Abbreviations: CI, confidence interval; RRR, relative rate ratio; RSV, respiratory syncytial virus; RV, rhinovirus

a

Multinomial logistic regression model adjusting for 8 patient-level covariates (age, sex, race/ethnicity, gestational age, siblings in the household, breastfeeding, history of breathing problems, and lifetime history of systemic antibiotic use).
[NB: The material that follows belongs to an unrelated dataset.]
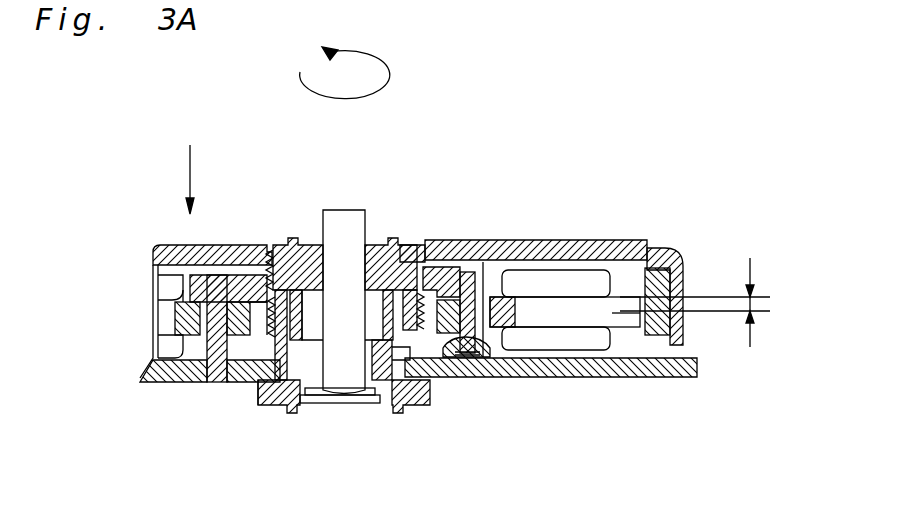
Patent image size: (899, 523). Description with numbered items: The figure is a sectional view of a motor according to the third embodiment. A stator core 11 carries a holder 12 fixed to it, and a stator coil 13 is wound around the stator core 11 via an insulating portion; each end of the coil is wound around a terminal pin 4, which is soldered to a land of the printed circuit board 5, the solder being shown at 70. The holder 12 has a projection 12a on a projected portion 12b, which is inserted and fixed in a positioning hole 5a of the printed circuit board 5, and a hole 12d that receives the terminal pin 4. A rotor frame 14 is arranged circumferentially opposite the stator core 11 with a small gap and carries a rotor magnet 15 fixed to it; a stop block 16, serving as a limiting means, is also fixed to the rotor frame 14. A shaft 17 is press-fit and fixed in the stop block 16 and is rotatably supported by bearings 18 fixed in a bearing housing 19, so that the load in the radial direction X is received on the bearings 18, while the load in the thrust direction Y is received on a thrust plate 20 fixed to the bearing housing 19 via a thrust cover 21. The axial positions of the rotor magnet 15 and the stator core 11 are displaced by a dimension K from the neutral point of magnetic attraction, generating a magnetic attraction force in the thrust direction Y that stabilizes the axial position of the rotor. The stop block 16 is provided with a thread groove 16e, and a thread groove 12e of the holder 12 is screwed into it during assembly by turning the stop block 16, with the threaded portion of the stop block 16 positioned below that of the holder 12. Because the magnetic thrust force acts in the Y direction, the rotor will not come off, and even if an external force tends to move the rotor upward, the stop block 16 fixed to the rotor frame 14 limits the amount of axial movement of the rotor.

RSV-only infection was used as the reference of exposure (virus category) and Streptococcus-dominant microbiota profile was used as the reference for the outcome (nasopharyngeal microbiota profile).
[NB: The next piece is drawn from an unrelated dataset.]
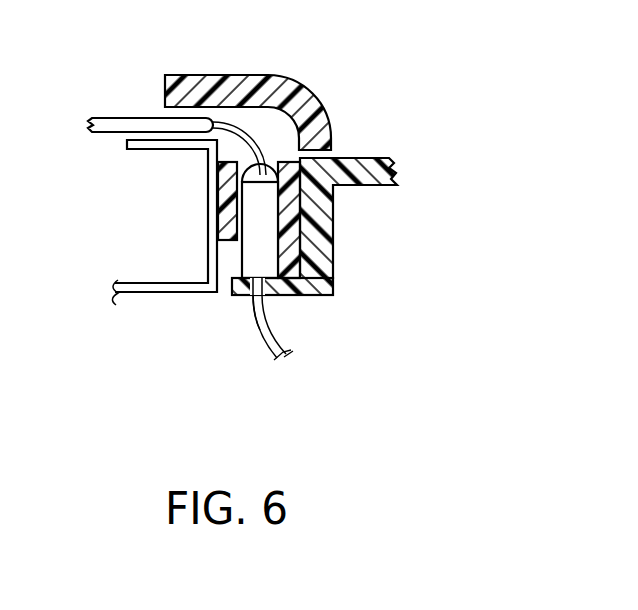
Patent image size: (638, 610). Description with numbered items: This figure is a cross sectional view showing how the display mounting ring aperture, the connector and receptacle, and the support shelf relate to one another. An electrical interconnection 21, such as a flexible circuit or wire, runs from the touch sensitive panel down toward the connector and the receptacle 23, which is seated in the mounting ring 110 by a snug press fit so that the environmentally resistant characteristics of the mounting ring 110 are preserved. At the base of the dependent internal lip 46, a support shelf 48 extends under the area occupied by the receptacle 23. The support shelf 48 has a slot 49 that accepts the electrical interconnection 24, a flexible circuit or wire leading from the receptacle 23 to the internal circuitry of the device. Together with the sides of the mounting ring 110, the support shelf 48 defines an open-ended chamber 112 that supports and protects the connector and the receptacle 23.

Earlier studies reported that RV-C infection is associated with higher risks of subsequent ARI in young children4 and that enrichment of Moraxella abundance in the upper airways is related to higher frequency of ARIs.9 Furthermore, a recent analysis from RhinoGen study (310 children [aged 4–12 years] with or without asthma, using quantitative PCR for 3 bacteria) reported that RV-A and RV-C are differentially associated with increased quantity of H. influenzae, M. catarrhalis, and S. pneumoniae.7 Our observations – e.g., the association between RV-C and higher likelihood of Moraxella-dominant microbiota – corroborate these earlier findings, and extend them by applying 16S rRNA gene sequencing to the airway samples of a large multicenter prospective cohort of infants with severe bronchiolitis.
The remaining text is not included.